Jim Shannon, a member of the House expressed doubts over Nigeria’s ability or perceived unwillingness to retrieve the girls.

Shannon said, “The House is filled with members who are equally concerned about this issue. There has been unwillingness, or perhaps the Nigerian government have been unable, to respond in the way that we back home think they should.

“Is that because they are unable to seek the covert assistance that they need in order to ascertain where the schoolchildren are and bring them back? Does he feel that perhaps the covert assistance that this government could offer is one way forward?”

Brown also said, “There is a second thing that we can do to help. We cannot have safe schools if we do not have safe communities. In addition to the rising military and security presence in these towns, we need to allocate extra resources to reassure parents, teachers and children that they can go to school.

“It has to make its schools safer, so that there is confidence among pupils and families that children can go to school. That may mean better perimeter fencing, walls, lighting, and communication and security systems to keep people in touch.”

He said Nigerian government, businessmen and European countries including UK and Norway had funded the Safe Schools initiative to the tune of $22.5 million.

“Money is coming from other countries in the EU, and there are promises from the United States of America. I hope that one outcome of the debate will be to convince the government that it is worth providing more than £1m. Without this initiative, many of the other measures in which we are engaged to help education in Nigeria cannot be successful,” the former prime minister told the House.

“In northern Nigeria today, we have on the one side terrorists, murderers, rapists and cowards hell-bent on acts of depravity, and on the other side we have the defiant, relentless, and brave beyond comprehension young people who are desperately fighting for a future but are too often oblivious to our attention.

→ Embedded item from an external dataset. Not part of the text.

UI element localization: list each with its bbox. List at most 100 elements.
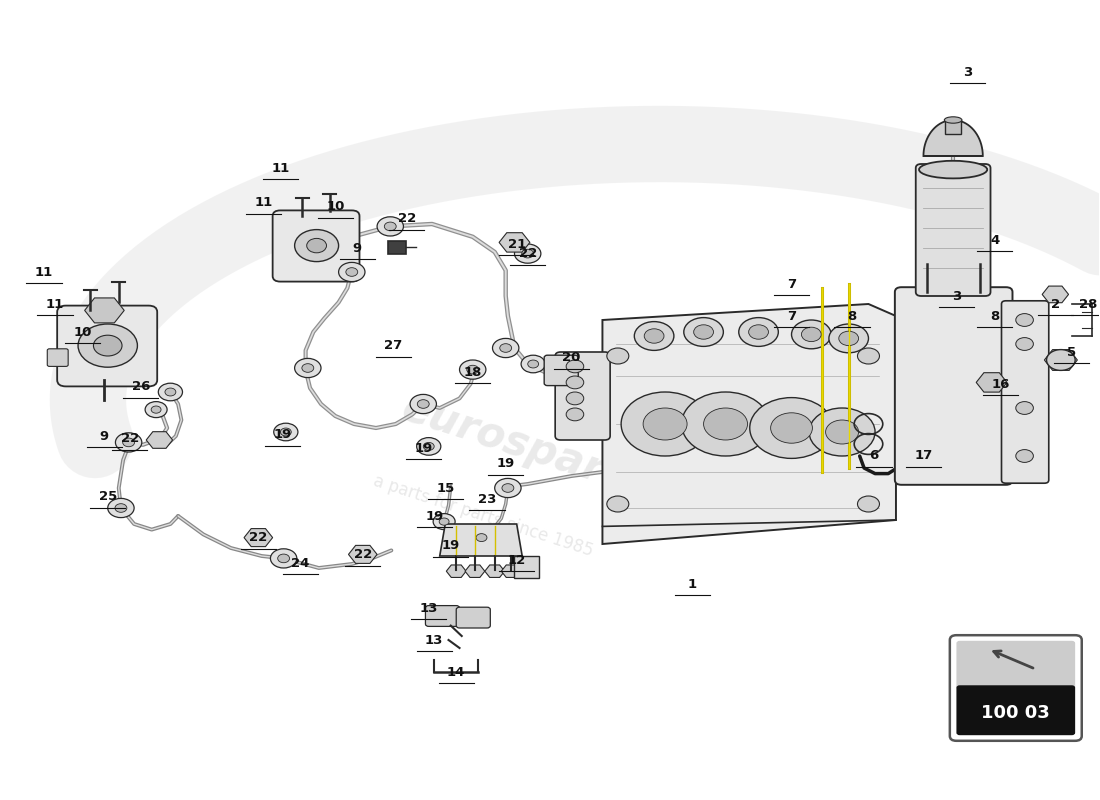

“We must be clear that in the battle between the girls of the world and the backward-looking extremists, there will, in the end, be only one winner, but we should not have to wait another half-century with millions of lives ruined, millions of dreams destroyed, millions of hopes and aspirations crushed, for the world to deliver—as we must for the Nigerian girls, and for girls everywhere—the opportunities that should be and are every girl’s birth right,” Brown urged the UK parliament.